Condensing the life story and the spirit of one of Scotland’s foremost poets and writers – and one of Scotland’s national treasures – Robert Burns, into a single hour of stage time is no mean feat. Burn from the National Theatre of Scotland, premiering at the Edinburgh International Festival and touring Scotland before setting sail for New York, endeavours to do just that.

The ingredients are as promising as the show’s base material. Alan Cumming could surely be described as another of Scotland’s national treasures, and Burn sees him collaborate with choreographer and theatrical magician, Steven Hoggett. The show crashes onto the stage amidst torrential rain, a fierce flash of lightning and a thunderous soundtrack from Anna Meredith. Cumming slinks into the spotlight, mischief in his eyes and proceeds to escort us through Burns’ life, beginning on a farm, scribbling his way through school, making his way as a poet, a lover, a father and – maybe the greatest revelation – a man with mental health issues that continue to persecute him throughout his life.

Billing itself as dance-theatre, the story is told through a combination of Burns’ own words, movement, video and sparingly elegant set design (Ana Inés Jabares Pita), woven into a largely coherent narrative. Cumming is a charismatic performer, infectiously enthusiastic about life’s fleshier pleasures but he’s at his most captivating in the moments of stillness when  speaking passages from Burns’ letters. He captures Burns’ insecurities and torment with a searing honesty that is occasionally  upstaged by the barrage of visual effects.

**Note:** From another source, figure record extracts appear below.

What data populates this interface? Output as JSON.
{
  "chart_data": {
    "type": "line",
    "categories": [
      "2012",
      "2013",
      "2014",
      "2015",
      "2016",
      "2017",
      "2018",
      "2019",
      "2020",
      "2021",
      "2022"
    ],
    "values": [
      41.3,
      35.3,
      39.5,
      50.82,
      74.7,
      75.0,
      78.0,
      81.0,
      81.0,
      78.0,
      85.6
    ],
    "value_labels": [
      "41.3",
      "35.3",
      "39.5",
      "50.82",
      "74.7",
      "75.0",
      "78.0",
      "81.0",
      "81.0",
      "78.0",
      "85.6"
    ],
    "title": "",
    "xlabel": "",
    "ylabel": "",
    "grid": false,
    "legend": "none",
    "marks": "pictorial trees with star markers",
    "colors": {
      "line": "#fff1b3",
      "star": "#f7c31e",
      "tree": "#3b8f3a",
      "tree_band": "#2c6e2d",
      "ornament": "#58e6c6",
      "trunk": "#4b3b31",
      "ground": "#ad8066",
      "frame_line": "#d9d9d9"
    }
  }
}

The production’s design is certainly stunning, closer in feel to a pop video than a traditional celebration of an  18th century wordsmith. Tim Lutkin‘s lights are strident and purposeful, especially when coupled with the barrage of imagery, text, animation and videography (Andrzej Goulding). While the visual effects are impressive, thanks in no small part to local magician Kevin Quantum, and the whole package makes for a spectacular show, the story ultimately suffers as the spectacle threatens to upstage the performer.

That said, there’s a moment at the end of the show that foists Cumming firmly back into the spotlight. It features maybe Burns’ best known poem and packs all the bells and whistles. We are invited to salute audacity, the stunning King’s Theatre and being together after two years of not – as well as never forgotten friends. That, in itself, is tingly beautiful theatrical magic.